Two pages of Mary Ann Johnson’s sales ledger, including the names of prominent figures such as Hiram Harrison, who donated the original Athenaeum building at 26 Main Street.

Much of Mrs. Johnson’s work was portraiture, but she also painted local landscapes. She worked in both oils and crayon. The Athenaeum’s collection includes several of her larger canvases and a handful of smaller works. She painted portraits of 18 of the past masters of the Mount Moriah Lodge of Masons, which hung in the Masonic lodge until the building burned down in 1896. It’s possible that she painted some of the portraits that now hang in the Athenaeum’s great hall, but since she didn’t always sign her work, many are officially unattributed.

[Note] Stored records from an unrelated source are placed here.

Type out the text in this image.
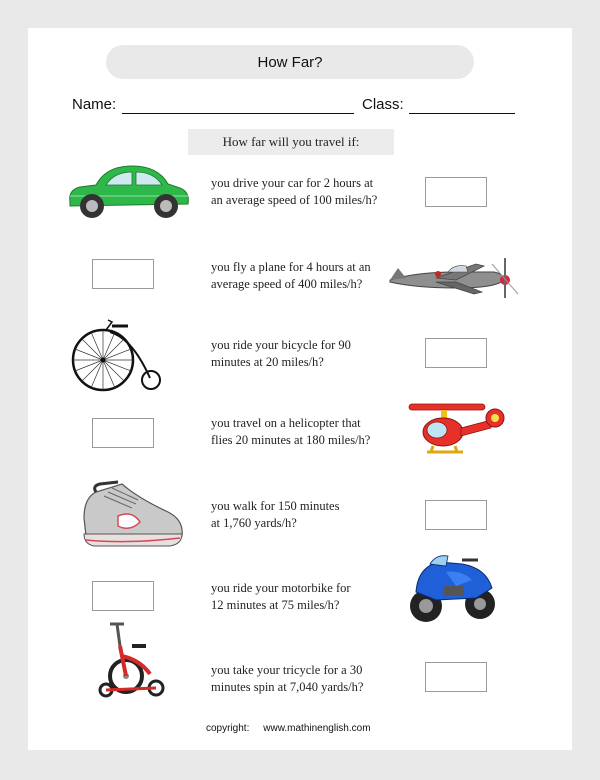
How Far?
Name:	Class:
How far will you travel if:
you drive your car for 2 hours at
an average speed of 100 miles/h?
you fly a plane for 4 hours at an
average speed of 400 miles/h?
you ride your bicycle for 90
minutes at 20 miles/h?
you travel on a helicopter that
flies 20 minutes at 180 miles/h?
you walk for 150 minutes
at 1,760 yards/h?
you ride your motorbike for
12 minutes at 75 miles/h?
you take your tricycle for a 30
minutes spin at 7,040 yards/h?
copyright: www.mathinenglish.com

landscape painting by Mary Ann Douglass Johnson
Landscape painting by Mary Ann Douglass Johnson from the Westfield Athenaeum archives. 

Mary Ann Douglass was born in 1821 to Henry and Mary (Wolcott) Douglass of Westfield. She attended public schools and Westfield Academy, and married William A. Johnson in 1839. They had one son, William H. Johnson. She died in 1906 and is buried in Pine Hill Cemetery.

Featured image: Mary Ann Douglass Johnson as a young woman and an old woman, along with a page from her sales ledger.